Nevertheless, we do have a job to do. We made our way to Central Kalahari NP, trying not to get too annoyed with the armed men who stop the car every hundred kilometers and make every passenger step onto a filthy rag socked in something like ammonia, claiming that all this is imperative for the prevention of foot-and-mouth disease. Away from paperwork and roadblocks, we tried to forget how much we had paid to get into Central Kalahari, and swore next time we’d find a hole in the fence (or make one). The park is as secluded as true wilderness should be. Nobody here is going to patrol to make sure you’ll be staying in your car. In two days here, we met only two other vehicles, so when we finally found a full-grown black-maned male lion - we had him all to ourselves. Feeling we will not be able to afford much in Botswana, and will have to cut short our planned time here, we tried to get the maximum from the minimum we were getting here - we drove searching for the scarce wildlife in the park almost at all hours of the day and night. We weren’t supposed to, but couldn’t resist the temptation, given the newly-found freedom, and feeling no sense of extra responsibility, officially being here on unofficial business.
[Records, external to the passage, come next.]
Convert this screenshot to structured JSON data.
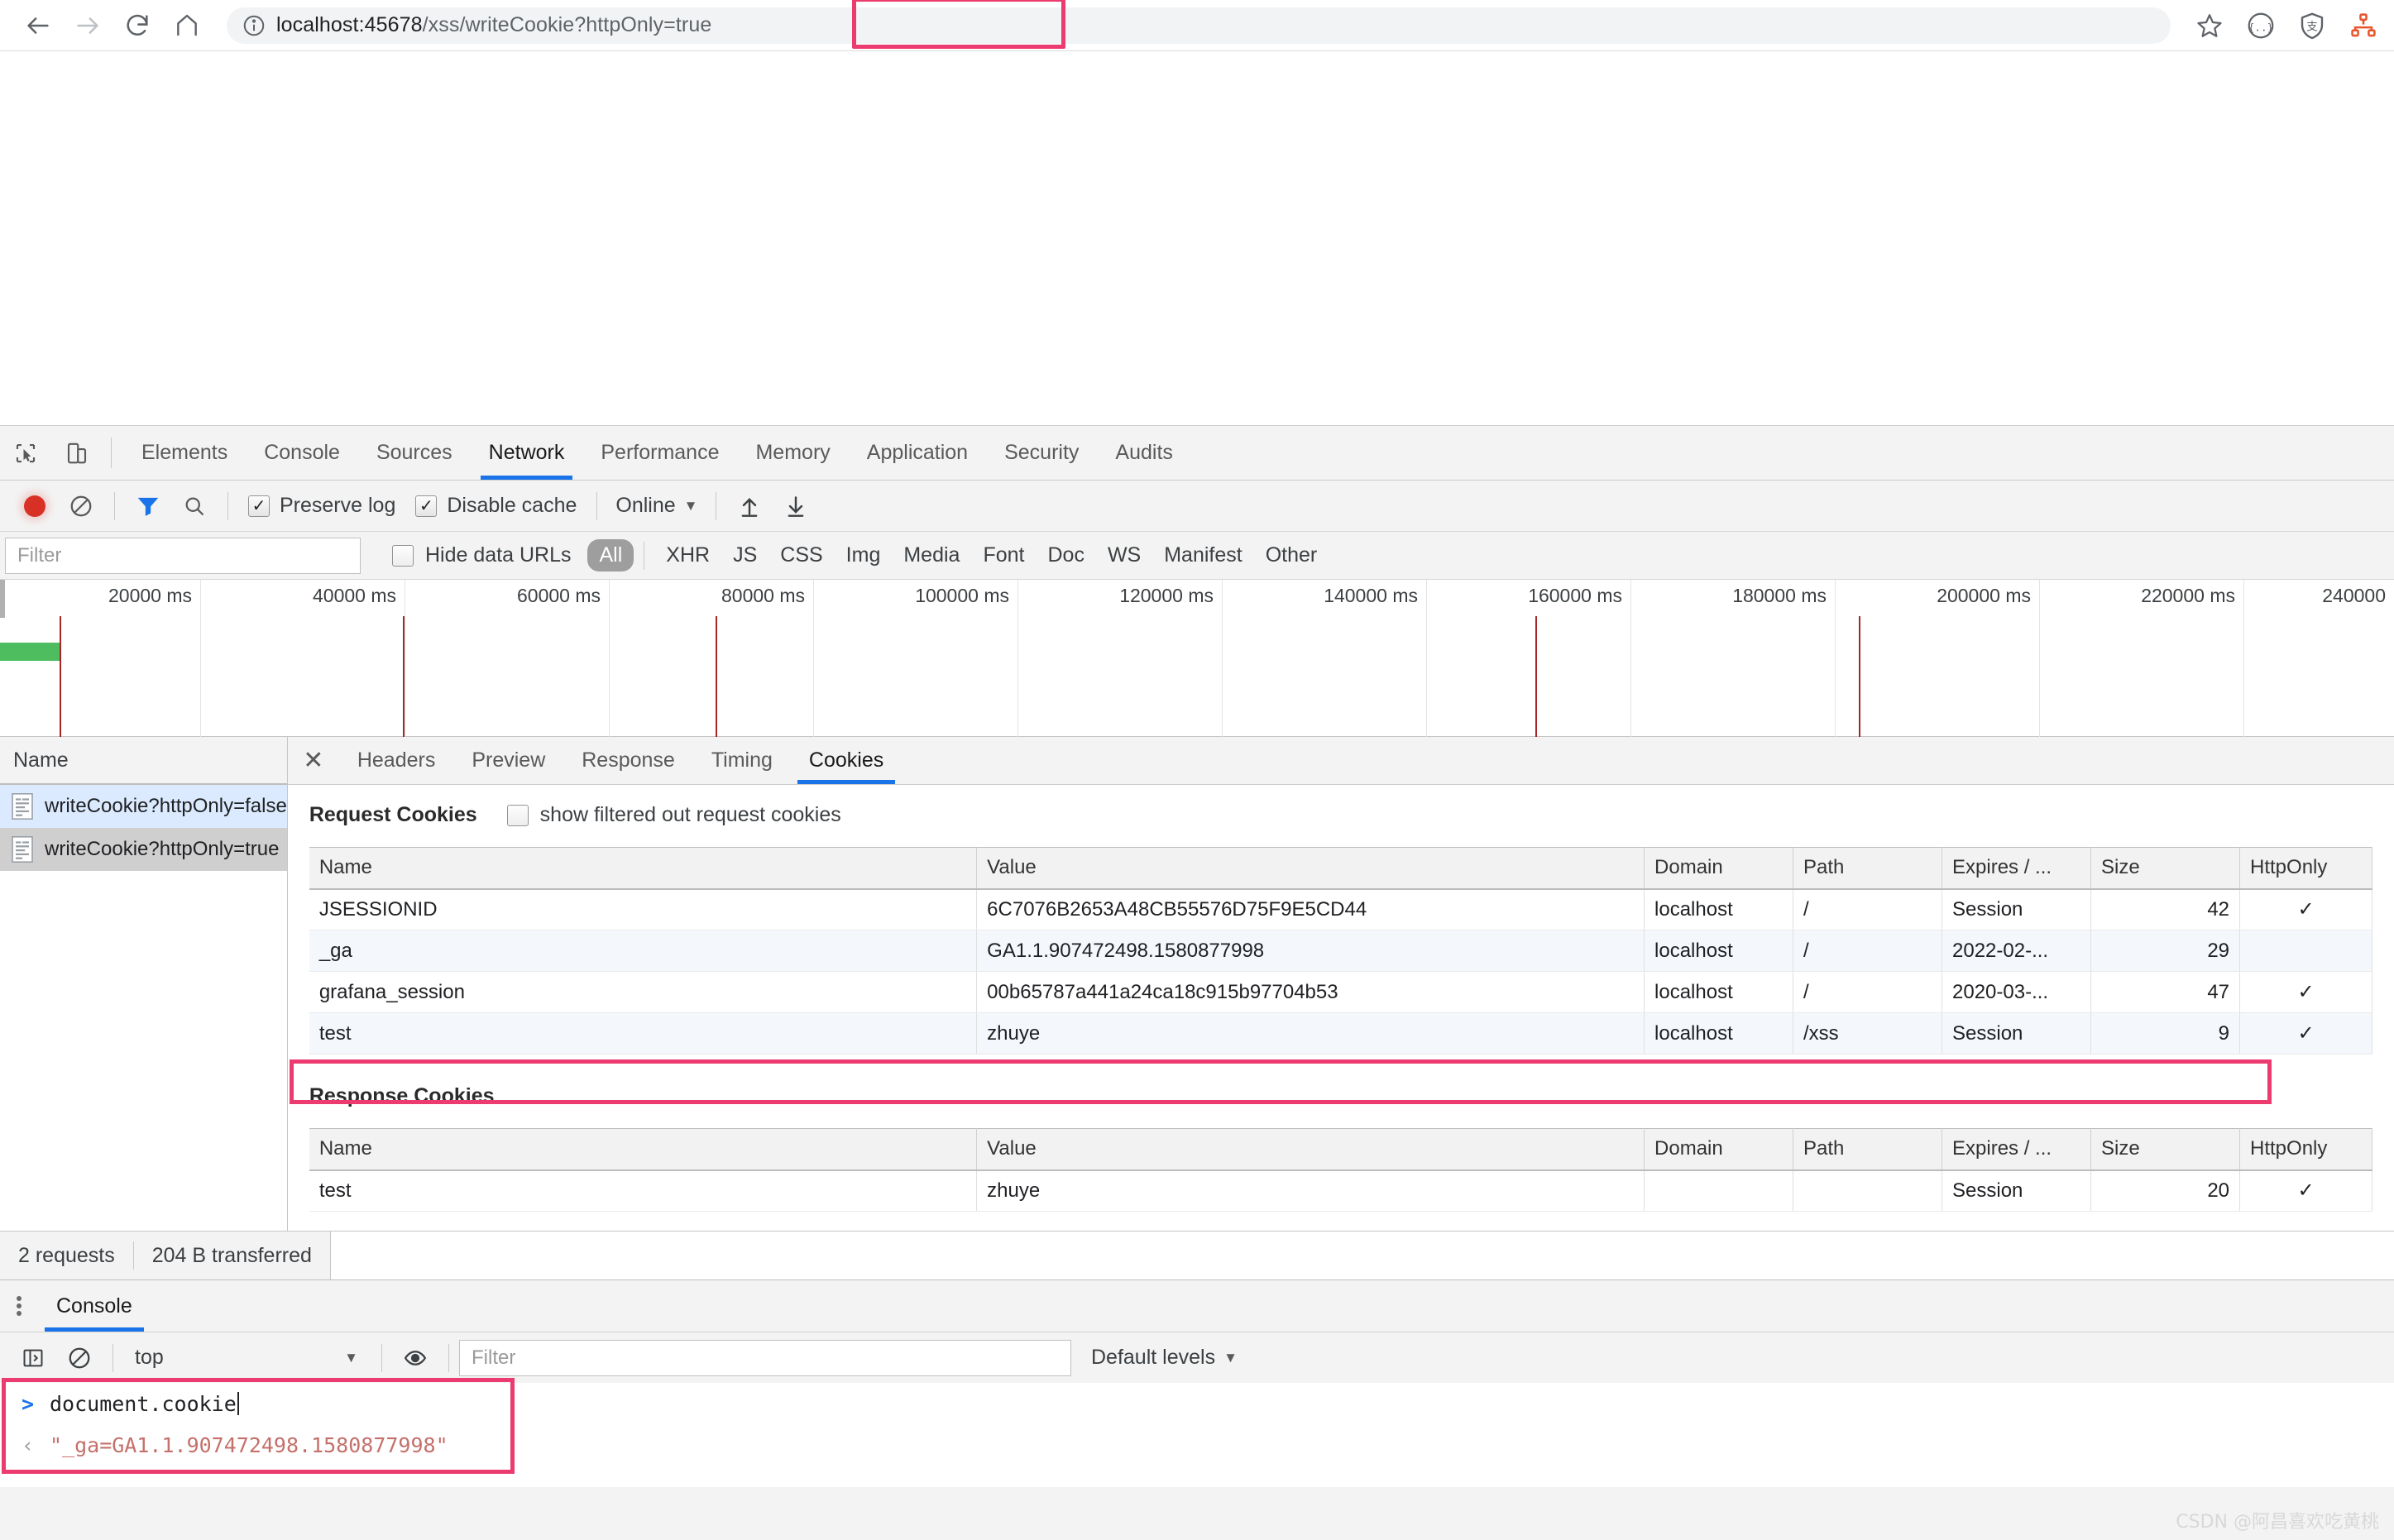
{
  "browser": {
    "nav": {
      "back_label": "Back",
      "forward_label": "Forward",
      "reload_label": "Reload",
      "home_label": "Home"
    },
    "omnibox": {
      "info_icon": "info-circle-icon",
      "url_host": "localhost:45678",
      "url_path": "/xss/writeCookie",
      "url_query": "?httpOnly=true",
      "full_url": "localhost:45678/xss/writeCookie?httpOnly=true",
      "highlight_color": "#ec3b6e"
    },
    "actions": [
      {
        "name": "bookmark-star-icon",
        "label": "Bookmark this page"
      },
      {
        "name": "json-viewer-icon",
        "label": "JSON Viewer"
      },
      {
        "name": "alipay-shield-icon",
        "label": "Alipay Security"
      },
      {
        "name": "sitemap-extension-icon",
        "label": "Extension"
      }
    ]
  },
  "devtools": {
    "tools": [
      {
        "name": "inspect-element-icon",
        "label": "Inspect element"
      },
      {
        "name": "device-toolbar-icon",
        "label": "Toggle device toolbar"
      }
    ],
    "tabs": [
      {
        "label": "Elements",
        "active": false
      },
      {
        "label": "Console",
        "active": false
      },
      {
        "label": "Sources",
        "active": false
      },
      {
        "label": "Network",
        "active": true
      },
      {
        "label": "Performance",
        "active": false
      },
      {
        "label": "Memory",
        "active": false
      },
      {
        "label": "Application",
        "active": false
      },
      {
        "label": "Security",
        "active": false
      },
      {
        "label": "Audits",
        "active": false
      }
    ],
    "network_toolbar": {
      "record_label": "Stop recording network log",
      "clear_label": "Clear",
      "filter_toggle_label": "Filter",
      "search_label": "Search",
      "preserve_log_label": "Preserve log",
      "preserve_log_checked": true,
      "disable_cache_label": "Disable cache",
      "disable_cache_checked": true,
      "throttle_value": "Online",
      "import_label": "Import HAR file",
      "export_label": "Export HAR file",
      "accent_color": "#1a73e8",
      "record_color": "#d93025"
    },
    "filter_bar": {
      "filter_placeholder": "Filter",
      "filter_value": "",
      "hide_data_urls_label": "Hide data URLs",
      "hide_data_urls_checked": false,
      "types": [
        {
          "label": "All",
          "active": true
        },
        {
          "label": "XHR",
          "active": false
        },
        {
          "label": "JS",
          "active": false
        },
        {
          "label": "CSS",
          "active": false
        },
        {
          "label": "Img",
          "active": false
        },
        {
          "label": "Media",
          "active": false
        },
        {
          "label": "Font",
          "active": false
        },
        {
          "label": "Doc",
          "active": false
        },
        {
          "label": "WS",
          "active": false
        },
        {
          "label": "Manifest",
          "active": false
        },
        {
          "label": "Other",
          "active": false
        }
      ]
    },
    "overview": {
      "ticks": [
        "20000 ms",
        "40000 ms",
        "60000 ms",
        "80000 ms",
        "100000 ms",
        "120000 ms",
        "140000 ms",
        "160000 ms",
        "180000 ms",
        "200000 ms",
        "220000 ms",
        "240000"
      ],
      "bar_color": "#4dbd60",
      "event_line_color": "#a52727"
    },
    "request_list": {
      "column_header": "Name",
      "rows": [
        {
          "name": "writeCookie?httpOnly=false",
          "selected": "blue"
        },
        {
          "name": "writeCookie?httpOnly=true",
          "selected": "gray"
        }
      ]
    },
    "details": {
      "close_label": "×",
      "tabs": [
        {
          "label": "Headers",
          "active": false
        },
        {
          "label": "Preview",
          "active": false
        },
        {
          "label": "Response",
          "active": false
        },
        {
          "label": "Timing",
          "active": false
        },
        {
          "label": "Cookies",
          "active": true
        }
      ],
      "request_cookies": {
        "title": "Request Cookies",
        "checkbox_label": "show filtered out request cookies",
        "checkbox_checked": false,
        "columns": [
          "Name",
          "Value",
          "Domain",
          "Path",
          "Expires / ...",
          "Size",
          "HttpOnly"
        ],
        "rows": [
          {
            "name": "JSESSIONID",
            "value": "6C7076B2653A48CB55576D75F9E5CD44",
            "domain": "localhost",
            "path": "/",
            "expires": "Session",
            "size": "42",
            "httponly": "✓",
            "highlight": false
          },
          {
            "name": "_ga",
            "value": "GA1.1.907472498.1580877998",
            "domain": "localhost",
            "path": "/",
            "expires": "2022-02-...",
            "size": "29",
            "httponly": "",
            "highlight": false
          },
          {
            "name": "grafana_session",
            "value": "00b65787a441a24ca18c915b97704b53",
            "domain": "localhost",
            "path": "/",
            "expires": "2020-03-...",
            "size": "47",
            "httponly": "✓",
            "highlight": false
          },
          {
            "name": "test",
            "value": "zhuye",
            "domain": "localhost",
            "path": "/xss",
            "expires": "Session",
            "size": "9",
            "httponly": "✓",
            "highlight": true
          }
        ]
      },
      "response_cookies": {
        "title": "Response Cookies",
        "columns": [
          "Name",
          "Value",
          "Domain",
          "Path",
          "Expires / ...",
          "Size",
          "HttpOnly"
        ],
        "rows": [
          {
            "name": "test",
            "value": "zhuye",
            "domain": "",
            "path": "",
            "expires": "Session",
            "size": "20",
            "httponly": "✓",
            "highlight": false
          }
        ]
      }
    },
    "status_bar": {
      "requests": "2 requests",
      "transferred": "204 B transferred"
    },
    "drawer": {
      "more_label": "More tools",
      "tabs": [
        {
          "label": "Console",
          "active": true
        }
      ],
      "toolbar": {
        "sidebar_toggle_label": "Show console sidebar",
        "clear_label": "Clear console",
        "context_value": "top",
        "eye_label": "Create live expression",
        "filter_placeholder": "Filter",
        "filter_value": "",
        "levels_label": "Default levels"
      },
      "output": {
        "input_prompt": ">",
        "input_text": "document.cookie",
        "result_prompt": "‹",
        "result_text": "\"_ga=GA1.1.907472498.1580877998\"",
        "result_color": "#c5706b",
        "highlight_color": "#ec3b6e"
      }
    }
  },
  "watermark": "CSDN @阿昌喜欢吃黄桃"
}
We camped in the open - there was no other way and that was just fine with us. I could almost laugh at how incredibly low-maintenance the ablution blocks (local term for bathrooms) were made here to be. There were two walls, each going in a spiral, at every campsite. One has a hole in the center - that’s the toilet, and the other, at the same spot, has a bucket with a showerhead attached to its bottom - a shower. Ultimately, Central Kalahari is the sort of safari haven that a true bushman - modern traveler or tribesman, can appreciate.